Fed’s Clarida Acknowledges ‘Much More Than Moderate Overshoot’ of Inflation Target
Federal Reserve Vice Chairman Richard Clarida said on Nov. 8 that inflation this year has been far higher than the Fed expected, and while he still believes inflationary pressures are transitory and will dissipate “over time,” a longer run of elevated prices would amount to a policy failure on the part of the central bank.
Clarida made the remarks in a speech at a virtual symposium on monetary policy frameworks hosted by the Washington-based Brookings Institution.
“Let me be clear on two points.
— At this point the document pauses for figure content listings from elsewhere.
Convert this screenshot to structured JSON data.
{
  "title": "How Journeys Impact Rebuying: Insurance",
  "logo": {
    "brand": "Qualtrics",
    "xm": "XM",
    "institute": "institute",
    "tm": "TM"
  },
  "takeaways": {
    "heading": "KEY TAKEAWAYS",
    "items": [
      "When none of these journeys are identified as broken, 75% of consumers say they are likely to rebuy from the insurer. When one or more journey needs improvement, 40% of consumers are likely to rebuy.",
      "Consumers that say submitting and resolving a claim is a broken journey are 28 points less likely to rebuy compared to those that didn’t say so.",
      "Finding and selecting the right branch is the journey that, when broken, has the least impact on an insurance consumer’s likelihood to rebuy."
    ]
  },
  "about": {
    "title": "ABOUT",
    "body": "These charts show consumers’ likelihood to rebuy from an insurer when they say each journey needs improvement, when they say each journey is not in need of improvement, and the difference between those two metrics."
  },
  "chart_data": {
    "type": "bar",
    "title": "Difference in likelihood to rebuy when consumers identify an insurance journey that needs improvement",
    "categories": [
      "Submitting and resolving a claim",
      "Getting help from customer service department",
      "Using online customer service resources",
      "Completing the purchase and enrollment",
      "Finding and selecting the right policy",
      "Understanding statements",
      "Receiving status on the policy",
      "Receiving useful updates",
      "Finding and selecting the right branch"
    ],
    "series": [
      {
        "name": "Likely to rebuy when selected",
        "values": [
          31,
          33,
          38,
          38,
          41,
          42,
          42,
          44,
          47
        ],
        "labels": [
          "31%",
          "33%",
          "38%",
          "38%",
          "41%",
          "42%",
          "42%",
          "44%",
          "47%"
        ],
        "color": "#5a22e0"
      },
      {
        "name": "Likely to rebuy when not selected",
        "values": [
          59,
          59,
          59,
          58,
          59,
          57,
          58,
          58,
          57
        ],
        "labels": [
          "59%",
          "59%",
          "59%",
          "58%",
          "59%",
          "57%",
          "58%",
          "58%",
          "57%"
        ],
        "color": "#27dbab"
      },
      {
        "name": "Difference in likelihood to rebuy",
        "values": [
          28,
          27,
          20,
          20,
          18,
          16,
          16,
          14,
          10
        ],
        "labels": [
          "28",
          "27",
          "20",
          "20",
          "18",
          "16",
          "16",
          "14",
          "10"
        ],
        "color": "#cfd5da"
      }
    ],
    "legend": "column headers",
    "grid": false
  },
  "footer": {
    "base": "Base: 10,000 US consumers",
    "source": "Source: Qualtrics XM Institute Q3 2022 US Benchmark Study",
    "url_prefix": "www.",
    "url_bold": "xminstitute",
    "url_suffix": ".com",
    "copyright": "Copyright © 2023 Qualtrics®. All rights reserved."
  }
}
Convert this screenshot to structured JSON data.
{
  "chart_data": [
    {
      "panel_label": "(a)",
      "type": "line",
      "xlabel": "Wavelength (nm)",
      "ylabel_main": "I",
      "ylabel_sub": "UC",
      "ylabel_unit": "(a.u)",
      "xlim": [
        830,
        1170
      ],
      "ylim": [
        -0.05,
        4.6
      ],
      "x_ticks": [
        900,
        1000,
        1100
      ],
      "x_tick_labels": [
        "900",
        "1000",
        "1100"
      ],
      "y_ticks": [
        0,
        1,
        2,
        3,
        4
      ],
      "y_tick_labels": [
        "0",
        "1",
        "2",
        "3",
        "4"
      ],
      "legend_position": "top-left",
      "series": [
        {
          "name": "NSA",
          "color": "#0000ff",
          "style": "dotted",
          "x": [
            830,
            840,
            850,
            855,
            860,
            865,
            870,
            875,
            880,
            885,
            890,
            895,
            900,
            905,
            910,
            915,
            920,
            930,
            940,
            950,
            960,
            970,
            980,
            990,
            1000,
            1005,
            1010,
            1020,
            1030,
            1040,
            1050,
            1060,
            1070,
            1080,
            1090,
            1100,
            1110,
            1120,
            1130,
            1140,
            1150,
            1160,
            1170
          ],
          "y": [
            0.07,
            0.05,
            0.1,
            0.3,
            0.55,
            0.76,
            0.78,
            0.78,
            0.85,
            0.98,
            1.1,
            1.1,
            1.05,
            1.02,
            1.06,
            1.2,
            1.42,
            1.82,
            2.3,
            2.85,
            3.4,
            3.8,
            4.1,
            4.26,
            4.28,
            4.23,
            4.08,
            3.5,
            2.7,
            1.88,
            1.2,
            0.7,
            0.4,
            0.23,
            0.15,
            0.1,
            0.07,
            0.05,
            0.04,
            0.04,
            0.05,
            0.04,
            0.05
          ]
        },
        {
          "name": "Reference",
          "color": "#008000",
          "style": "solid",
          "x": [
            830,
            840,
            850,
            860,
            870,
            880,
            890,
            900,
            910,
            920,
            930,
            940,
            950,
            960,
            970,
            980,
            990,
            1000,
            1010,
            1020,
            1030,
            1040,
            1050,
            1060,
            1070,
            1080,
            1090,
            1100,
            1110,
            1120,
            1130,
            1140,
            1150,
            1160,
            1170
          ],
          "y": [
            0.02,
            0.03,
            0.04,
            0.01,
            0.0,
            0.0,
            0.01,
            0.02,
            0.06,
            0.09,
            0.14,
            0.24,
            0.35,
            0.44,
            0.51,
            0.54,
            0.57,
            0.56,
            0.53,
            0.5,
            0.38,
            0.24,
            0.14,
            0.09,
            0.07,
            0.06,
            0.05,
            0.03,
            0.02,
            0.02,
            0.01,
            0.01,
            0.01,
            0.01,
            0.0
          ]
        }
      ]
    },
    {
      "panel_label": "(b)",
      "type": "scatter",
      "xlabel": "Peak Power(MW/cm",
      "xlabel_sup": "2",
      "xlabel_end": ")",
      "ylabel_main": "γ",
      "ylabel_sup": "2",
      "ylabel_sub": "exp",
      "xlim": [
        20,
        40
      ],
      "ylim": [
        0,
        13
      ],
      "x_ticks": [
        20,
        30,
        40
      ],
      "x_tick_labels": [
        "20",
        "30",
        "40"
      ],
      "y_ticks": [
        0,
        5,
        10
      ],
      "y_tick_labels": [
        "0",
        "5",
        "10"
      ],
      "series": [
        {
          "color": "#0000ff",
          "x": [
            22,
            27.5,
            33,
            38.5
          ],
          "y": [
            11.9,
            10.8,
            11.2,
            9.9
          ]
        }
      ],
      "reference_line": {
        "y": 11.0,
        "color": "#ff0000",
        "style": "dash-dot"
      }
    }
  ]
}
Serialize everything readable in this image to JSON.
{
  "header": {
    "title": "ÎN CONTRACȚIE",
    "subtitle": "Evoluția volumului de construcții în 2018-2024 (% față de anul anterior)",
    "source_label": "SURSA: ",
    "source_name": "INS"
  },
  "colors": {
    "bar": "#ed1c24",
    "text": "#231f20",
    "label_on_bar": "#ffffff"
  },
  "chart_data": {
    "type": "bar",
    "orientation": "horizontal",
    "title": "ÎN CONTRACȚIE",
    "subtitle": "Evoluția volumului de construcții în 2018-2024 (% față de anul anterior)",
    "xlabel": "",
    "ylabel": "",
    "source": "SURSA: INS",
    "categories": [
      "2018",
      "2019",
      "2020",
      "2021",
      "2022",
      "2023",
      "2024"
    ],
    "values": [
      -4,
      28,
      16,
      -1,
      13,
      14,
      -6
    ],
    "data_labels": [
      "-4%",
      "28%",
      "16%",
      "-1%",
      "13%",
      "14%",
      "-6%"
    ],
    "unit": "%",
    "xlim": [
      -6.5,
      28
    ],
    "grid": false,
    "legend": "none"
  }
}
First, realized PCE inflation so far this year represents, to me, much more than a ‘moderate’ overshoot of our 2 percent longer-run inflation objective, and I would not consider a repeat performance next year a policy success,” he said.
“Second, as always, there are risks to any outlook, and I and 12 of my colleagues believe that the risks to the outlook for inflation are to the upside.”
His remarks come as the Fed’s preferred inflation gauge, the so-called core PCE price index, rose in the 12 months through September at a pace of 3.6 percent, according to the most recent Commerce Department data, released on Oct. 29. The 3.6 percent core PCE growth in the year through September matched the June, July, and August figures, indicating that inflation stuck at its highest annual level in 30 years for the fourth month in a row.
Clarida said he expects core PCE inflation to run “at least” 3.7 percent for all of 2021, before reverting to 2.3 percent in 2022, 2.2 percent in 2023, and 2.1 percent in 2024.
“The baseline outlook for inflation over the three-year projection window reflects the judgment, shared with many outside forecasters, that under appropriate monetary policy, most of the inflation overshoot relative to the longer-run goal of 2 percent will, in the end, prove to be transitory,” he said.
Blaming “substantial” imbalances between supply and demand, including labor supply, for pushing inflation higher, Clarida said he expects that “these imbalances are likely to dissipate over time as the labor market and global supply chains eventually adjust and, importantly, do so without putting persistent upward pressure on price inflation and wage gains adjusted for productivity.”
A number of economists have warned that if the Fed is too far behind the curve on acting to tame surging inflation, it could force the central bank to take more drastic steps later and upend markets.
Queen’s College President and economist Mohamed El-Erian, in an Oct. 25 Bloomberg op-ed, urged the Fed to abandon its “transitory” inflation narrative and take decisive measures to rein in inflation—or risk serious consequences.
El-Erian said he fears that Fed officials will double down on the transitory framing rather than cast it aside, raising the probability of the central bank “having to slam on the monetary policy brakes down the road—the ‘handbrake turn.’”
“A delayed and partial response initially, followed by big catch-up tightening—would constitute the biggest monetary policy mistake in more than 40 years,” El-Erian argued, adding that it would “unnecessarily undermine America’s economic and financial well-being” while also sending “avoidable waves of instability throughout the global economy.”
At their most recent policy meeting, Fed officials voted to leave interest rates unchanged but opted to proceed with a gradual rollback of the central bank’s massive bond-buying program.
Clarida said in his remarks to the conference that, while “we are clearly a ways away from considering raising interest rates,” if his prediction for the PCE inflation rate holds, as do Fed forecasts for a drop in the unemployment rate to 3.8 percent by the end of 2022, then he believes the necessary conditions will be met for a rate increase by the end of 2022.